Qatari govt aims to kill upgraded strip search lawsuit

·2-min read

A third Qatari government body has been hit with claims of assault, battery and false imprisonment in a lawsuit by five Australian women allegedly strip searched at Doha's Hamad Airport.

The women were among hundreds forcibly removed from aircraft at Doha on October 2, 2020 as officials searched for the mother of a newborn baby in a bathroom at the terminal.

Taken out of the plane by armed guards, many say they were forced to have non-consensual gynaecological or intimate physical examinations.

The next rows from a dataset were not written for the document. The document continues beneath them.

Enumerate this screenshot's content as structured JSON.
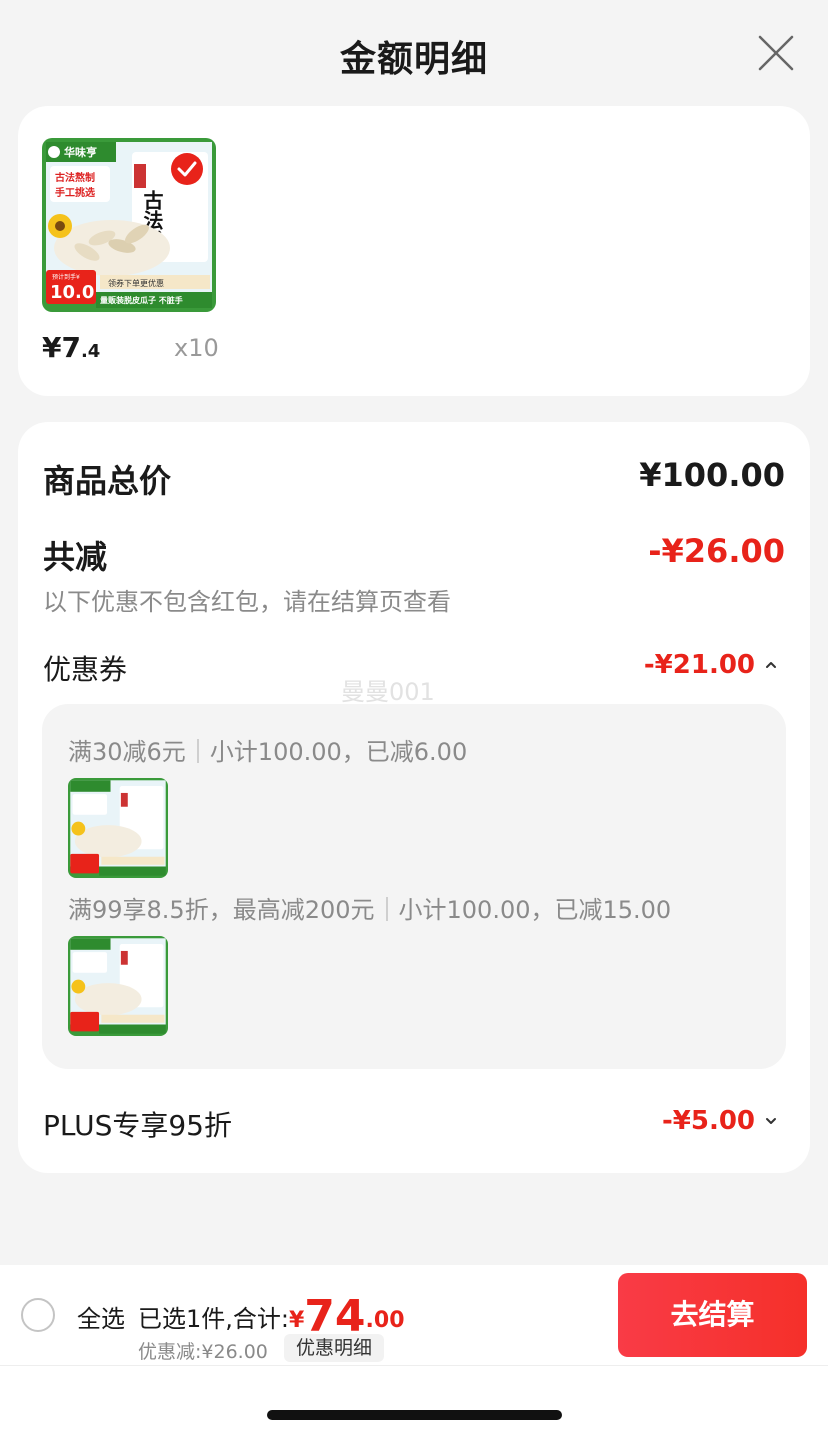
{
  "header": {
    "title": "金额明细"
  },
  "product": {
    "price_main": "¥7",
    "price_cents": ".4",
    "quantity": "x10",
    "image": {
      "brand": "华味亨",
      "badge_line1": "古法熬制",
      "badge_line2": "手工挑选",
      "calligraphy": "古法瓜",
      "price_tag_small": "预计到手¥",
      "price_tag": "10.0",
      "strip1": "领券下单更优惠",
      "strip2": "量贩装脱皮瓜子 不脏手"
    }
  },
  "summary": {
    "total_label": "商品总价",
    "total_value": "¥100.00",
    "reduce_label": "共减",
    "reduce_value": "-¥26.00",
    "note": "以下优惠不包含红包，请在结算页查看",
    "coupon_label": "优惠券",
    "coupon_value": "-¥21.00",
    "watermark": "曼曼001",
    "rules": [
      {
        "condition": "满30减6元",
        "subtotal": "小计100.00，已减6.00"
      },
      {
        "condition": "满99享8.5折，最高减200元",
        "subtotal": "小计100.00，已减15.00"
      }
    ],
    "plus_label": "PLUS专享95折",
    "plus_value": "-¥5.00"
  },
  "bottom": {
    "select_all": "全选",
    "selected_text": "已选1件,合计:",
    "total_symbol": "¥",
    "total_int": "74",
    "total_dec": ".00",
    "discount_text": "优惠减:¥26.00",
    "detail_button": "优惠明细",
    "checkout_button": "去结算"
  },
  "colors": {
    "accent_red": "#e8231a",
    "checkout_gradient": "#f93b46",
    "background": "#f4f4f4"
  },
  "icons": {
    "close": "close-icon",
    "chevron_up": "chevron-up-icon",
    "chevron_down": "chevron-down-icon",
    "check": "check-badge-icon"
  }
}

One passenger was forced to undergo a strip search holding her five-month old son, the lawsuit claims. Another, who is elderly and legally blind, was directed out of the aircraft but was not subject to a search.

The women, who cannot be legally named, first sued the government-owned Qatar Civil Aviation Authority and Qatar Airways in the Federal Court.

On Tuesday, they were allowed to also name Qatar Company for Airports Operation and Management (MATAR) in the lawsuit.

According to court documents seen by AAP, MATAR is a corporate subsidiary of Qatar Airways and has been contracted out by the QCAA to manage the Doha airport.

The nurse and armed personnel who conducted the strip searches were employees of MATAR, the lawsuit claims.

Qatar Airways is now seeking to either completely toss the allegations against it in a summary dismissal application or have the court delete certain paragraphs from the pleadings.

In a brief case management hearing on Tuesday, Justice John Halley vacated a June 14 hearing for this dismissal bid to give MATAR time to consider whether it also wanted to file a similar application.

Representing the five women, barrister Dr Christopher Ward SC said he was concerned about having to face separate attacks on the lawsuit when they could be heard together.

"We can't meet a series of rolling stones," he told the court.

Qatar Airways' barrister David Sulan SC agreed to postpone the hearing.

In the lawsuit, Qatar Airways, QCAA and MATAR also face allegations of negligence and breach of its duty of care to passengers for what allegedly occurred to those forced off the plane.

The women are seeking damages, plus exemplary damages from the three Qatari entities.

The case will next come before the Federal Court on June 9.